In the 1850s Carson was appointed Indian Agent for the Ute and Jicarilla Apache Indians. Carson was very successful as agent for the Utes. He sincerely tried to work for the best interests of the tribe and was constantly at odds with various government officials over the way the Native Americans were treated. Carson continued as the Ute agent until 1861. 

During the Civil War, Carson served with the 1st New Mexico Volunteer Infantry and was charged with training New Mexico recruits. He took part in the 1862 Battle of Valverde between Confederate cavalry and U.S. Army regulars and Union volunteers, but he spent most of the war dealing with Native Americans. He served under Major General James H. Carleton, commander of the Army of New Mexico. Carleton was intent on ending the century-old conflict between Anglos and the Navajos and Mescalero Apaches. He ordered Carson to subdue both tribes and take them to a reservation at the Bosque Redondo in eastern New Mexico. Despite his initial reluctance to become involved, Carson carried out his responsibilities to deadly effect. The ensuing campaign remains a controversial chapter in the history of the West.

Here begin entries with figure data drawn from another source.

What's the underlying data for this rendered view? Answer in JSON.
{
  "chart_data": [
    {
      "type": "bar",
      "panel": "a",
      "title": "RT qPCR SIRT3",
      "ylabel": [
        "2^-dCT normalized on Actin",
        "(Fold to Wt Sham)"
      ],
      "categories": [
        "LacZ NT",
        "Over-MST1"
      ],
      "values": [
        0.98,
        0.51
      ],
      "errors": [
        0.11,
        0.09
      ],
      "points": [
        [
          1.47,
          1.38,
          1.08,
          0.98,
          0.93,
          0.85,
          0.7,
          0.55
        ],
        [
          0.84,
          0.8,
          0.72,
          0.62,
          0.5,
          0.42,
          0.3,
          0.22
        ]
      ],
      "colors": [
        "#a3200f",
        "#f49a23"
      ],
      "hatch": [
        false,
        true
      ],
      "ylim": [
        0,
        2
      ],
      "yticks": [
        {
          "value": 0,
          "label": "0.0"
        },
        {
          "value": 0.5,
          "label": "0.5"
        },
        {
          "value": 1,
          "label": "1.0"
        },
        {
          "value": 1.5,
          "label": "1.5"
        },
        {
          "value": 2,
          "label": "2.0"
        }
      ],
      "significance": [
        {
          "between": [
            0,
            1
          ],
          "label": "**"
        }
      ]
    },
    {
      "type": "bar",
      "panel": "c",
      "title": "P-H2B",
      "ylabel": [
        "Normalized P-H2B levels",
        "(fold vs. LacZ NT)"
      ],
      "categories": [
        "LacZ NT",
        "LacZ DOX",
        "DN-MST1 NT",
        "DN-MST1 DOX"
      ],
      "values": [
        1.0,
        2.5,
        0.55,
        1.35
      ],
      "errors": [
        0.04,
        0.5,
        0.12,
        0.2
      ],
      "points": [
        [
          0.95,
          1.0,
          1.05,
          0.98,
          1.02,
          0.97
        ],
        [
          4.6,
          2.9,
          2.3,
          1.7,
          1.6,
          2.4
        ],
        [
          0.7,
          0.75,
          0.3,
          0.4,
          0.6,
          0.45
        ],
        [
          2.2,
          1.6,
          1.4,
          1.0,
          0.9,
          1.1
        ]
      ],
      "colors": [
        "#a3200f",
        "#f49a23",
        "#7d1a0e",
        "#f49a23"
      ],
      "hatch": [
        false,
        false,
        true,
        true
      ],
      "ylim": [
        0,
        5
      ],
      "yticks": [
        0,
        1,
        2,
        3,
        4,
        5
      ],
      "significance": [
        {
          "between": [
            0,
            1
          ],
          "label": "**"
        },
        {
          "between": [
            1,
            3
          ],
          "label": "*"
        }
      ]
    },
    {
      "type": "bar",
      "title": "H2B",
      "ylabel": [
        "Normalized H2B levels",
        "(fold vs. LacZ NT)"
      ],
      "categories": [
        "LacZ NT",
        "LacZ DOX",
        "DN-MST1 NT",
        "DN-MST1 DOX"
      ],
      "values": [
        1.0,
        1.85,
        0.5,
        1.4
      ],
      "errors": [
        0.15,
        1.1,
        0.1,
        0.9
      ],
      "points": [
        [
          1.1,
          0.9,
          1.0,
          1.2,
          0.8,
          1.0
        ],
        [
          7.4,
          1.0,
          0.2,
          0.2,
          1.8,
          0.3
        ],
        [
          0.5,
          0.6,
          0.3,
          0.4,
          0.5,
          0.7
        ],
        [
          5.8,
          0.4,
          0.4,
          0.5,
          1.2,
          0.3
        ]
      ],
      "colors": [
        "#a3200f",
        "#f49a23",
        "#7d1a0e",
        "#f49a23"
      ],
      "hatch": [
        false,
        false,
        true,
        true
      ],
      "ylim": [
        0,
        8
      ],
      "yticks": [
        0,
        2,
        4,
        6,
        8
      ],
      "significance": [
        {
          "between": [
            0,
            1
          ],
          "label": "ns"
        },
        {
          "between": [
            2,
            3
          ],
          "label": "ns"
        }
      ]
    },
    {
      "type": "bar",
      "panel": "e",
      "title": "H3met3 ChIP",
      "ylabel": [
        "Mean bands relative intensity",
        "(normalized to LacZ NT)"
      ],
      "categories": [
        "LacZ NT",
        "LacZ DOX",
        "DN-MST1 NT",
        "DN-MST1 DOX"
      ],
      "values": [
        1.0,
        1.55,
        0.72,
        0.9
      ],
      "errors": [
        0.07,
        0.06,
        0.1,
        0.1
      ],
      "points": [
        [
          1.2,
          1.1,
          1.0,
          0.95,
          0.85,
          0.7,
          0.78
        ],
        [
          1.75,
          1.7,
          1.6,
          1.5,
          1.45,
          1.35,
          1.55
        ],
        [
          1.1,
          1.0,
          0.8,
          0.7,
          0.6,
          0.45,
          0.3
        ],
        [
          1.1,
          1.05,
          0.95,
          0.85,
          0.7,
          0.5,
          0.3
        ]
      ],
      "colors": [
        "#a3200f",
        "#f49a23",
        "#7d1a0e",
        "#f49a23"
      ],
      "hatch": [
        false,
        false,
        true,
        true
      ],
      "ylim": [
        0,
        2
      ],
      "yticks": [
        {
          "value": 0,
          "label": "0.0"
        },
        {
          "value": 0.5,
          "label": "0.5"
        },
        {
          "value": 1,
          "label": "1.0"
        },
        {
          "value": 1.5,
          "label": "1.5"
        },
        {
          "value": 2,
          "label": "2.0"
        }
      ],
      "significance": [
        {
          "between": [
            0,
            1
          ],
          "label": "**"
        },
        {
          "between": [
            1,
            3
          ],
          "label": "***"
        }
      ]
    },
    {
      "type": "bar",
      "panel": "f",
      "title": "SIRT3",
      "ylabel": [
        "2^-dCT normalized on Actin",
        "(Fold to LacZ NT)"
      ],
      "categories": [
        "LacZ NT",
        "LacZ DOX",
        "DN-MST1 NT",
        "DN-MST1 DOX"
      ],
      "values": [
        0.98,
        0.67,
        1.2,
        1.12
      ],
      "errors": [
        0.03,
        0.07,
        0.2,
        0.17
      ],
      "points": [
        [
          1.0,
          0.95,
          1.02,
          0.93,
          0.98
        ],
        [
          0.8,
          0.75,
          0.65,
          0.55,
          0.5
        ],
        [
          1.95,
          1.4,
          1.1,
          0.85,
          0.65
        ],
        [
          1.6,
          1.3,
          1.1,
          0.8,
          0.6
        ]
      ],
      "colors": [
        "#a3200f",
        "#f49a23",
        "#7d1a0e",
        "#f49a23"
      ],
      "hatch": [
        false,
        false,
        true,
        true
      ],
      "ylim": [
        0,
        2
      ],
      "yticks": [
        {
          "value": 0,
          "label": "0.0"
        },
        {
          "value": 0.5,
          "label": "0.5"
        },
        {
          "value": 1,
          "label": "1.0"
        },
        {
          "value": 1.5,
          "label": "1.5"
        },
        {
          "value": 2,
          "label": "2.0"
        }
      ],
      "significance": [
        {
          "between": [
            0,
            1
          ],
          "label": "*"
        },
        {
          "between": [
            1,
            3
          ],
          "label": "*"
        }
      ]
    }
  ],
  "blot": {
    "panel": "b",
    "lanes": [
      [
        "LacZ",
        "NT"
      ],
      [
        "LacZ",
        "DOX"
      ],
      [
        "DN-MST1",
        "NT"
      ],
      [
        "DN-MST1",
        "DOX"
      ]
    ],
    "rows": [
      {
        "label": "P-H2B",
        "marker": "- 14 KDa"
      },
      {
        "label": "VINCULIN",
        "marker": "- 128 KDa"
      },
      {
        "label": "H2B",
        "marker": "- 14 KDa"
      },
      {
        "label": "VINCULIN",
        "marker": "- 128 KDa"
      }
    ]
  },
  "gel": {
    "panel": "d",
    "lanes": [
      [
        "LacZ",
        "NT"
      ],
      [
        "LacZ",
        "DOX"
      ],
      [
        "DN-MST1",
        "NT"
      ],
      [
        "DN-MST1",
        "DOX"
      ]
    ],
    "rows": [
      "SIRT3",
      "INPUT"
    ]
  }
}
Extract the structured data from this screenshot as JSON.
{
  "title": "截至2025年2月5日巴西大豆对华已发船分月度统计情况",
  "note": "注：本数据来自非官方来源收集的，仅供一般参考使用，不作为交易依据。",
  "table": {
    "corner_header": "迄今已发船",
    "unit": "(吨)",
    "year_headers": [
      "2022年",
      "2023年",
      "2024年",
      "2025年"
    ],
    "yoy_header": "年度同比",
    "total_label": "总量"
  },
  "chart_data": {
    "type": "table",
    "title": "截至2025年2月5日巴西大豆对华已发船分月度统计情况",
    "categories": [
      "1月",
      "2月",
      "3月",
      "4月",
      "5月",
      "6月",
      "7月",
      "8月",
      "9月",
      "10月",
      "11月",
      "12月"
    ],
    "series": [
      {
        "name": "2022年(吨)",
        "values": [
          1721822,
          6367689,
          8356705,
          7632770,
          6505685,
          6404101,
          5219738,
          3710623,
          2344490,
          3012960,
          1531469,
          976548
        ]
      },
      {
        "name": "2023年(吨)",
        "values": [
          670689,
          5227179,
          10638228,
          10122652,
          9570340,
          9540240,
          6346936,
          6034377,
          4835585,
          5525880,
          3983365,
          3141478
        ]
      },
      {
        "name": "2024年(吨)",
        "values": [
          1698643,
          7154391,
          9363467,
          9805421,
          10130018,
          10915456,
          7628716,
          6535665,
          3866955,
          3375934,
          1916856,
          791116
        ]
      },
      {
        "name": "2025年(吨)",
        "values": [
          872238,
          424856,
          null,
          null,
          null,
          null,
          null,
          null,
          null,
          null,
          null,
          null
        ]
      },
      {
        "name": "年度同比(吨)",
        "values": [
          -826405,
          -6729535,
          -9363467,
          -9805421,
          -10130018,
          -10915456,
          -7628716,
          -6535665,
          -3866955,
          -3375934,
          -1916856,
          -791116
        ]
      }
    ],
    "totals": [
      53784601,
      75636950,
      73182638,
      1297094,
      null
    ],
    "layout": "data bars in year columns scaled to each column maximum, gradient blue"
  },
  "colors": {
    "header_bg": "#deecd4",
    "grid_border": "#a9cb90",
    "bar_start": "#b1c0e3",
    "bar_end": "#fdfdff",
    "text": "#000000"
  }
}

Scorched earth tactics— an ancient warfare method still in use today — left crops, livestock and homes destroyed. Native Americans who resisted were killed. Those who surrendered were abused and left destitute and starving. In the end, more than 9,000 Navajos would make “The Long Walk” (250 to 450 miles, depending on the route) from their homeland in the Four Corners region to the Bosque Redondo. Some 53 forced marches occurred between August,1864, and the end of 1866. Hundreds – and possibly thousands – died during the campaign and afterwards at the reservation.

Historians disagree on the extent of Carson’s involvement and blame. On one side of the debate, Carleton was the mastermind of the disastrous campaign. Carson’s best soldiers were back East fighting the Civil War and many of the volunteers he was given drank heavily and were disreputable. Atrocities committed against the Navajo prisoners were done against Carson’s direct orders. On the other side, Carson is regarded as an arch-villain, racist and genocidal killer of Native Americans. But there is no debate that the campaign was devastating to the Navajo people.

Carson retired from the army and moved his family to Boggsville in present-day Colorado in 1867. Carson’s family lived in a small house near the Boggs’ barn. In early 1868 he travelled to Washington D.C. to negotiate a treaty with the Ute Indians. When he returned to Boggsville in April, he was seriously ill. He moved to the quarters of Assistant U.S. Surgeon H.K. Tilden at Fort Lyon and on May 23, 1868, he died of an aneurysm. The following day a military escort took his body to Boggsville and buried him next to his beloved wife, Josefa, who had died in childbirth a month earlier. A year later, their remains were taken to Taos, New Mexico, (Josefa’s birthplace) for final burial.

Thomas Boggs was named executor of his estate. Testifying to their close friendship, Boggs and his wife Rumalda raised Carson’s five youngest children as their own. A copy of Kit Carson’s Last Will and Testament is on permanent display at the John W. Rawlings Heritage Center and Museum in Las Animas, Colorado. The Carson’s Boggsville home was destroyed in a 1921 flood.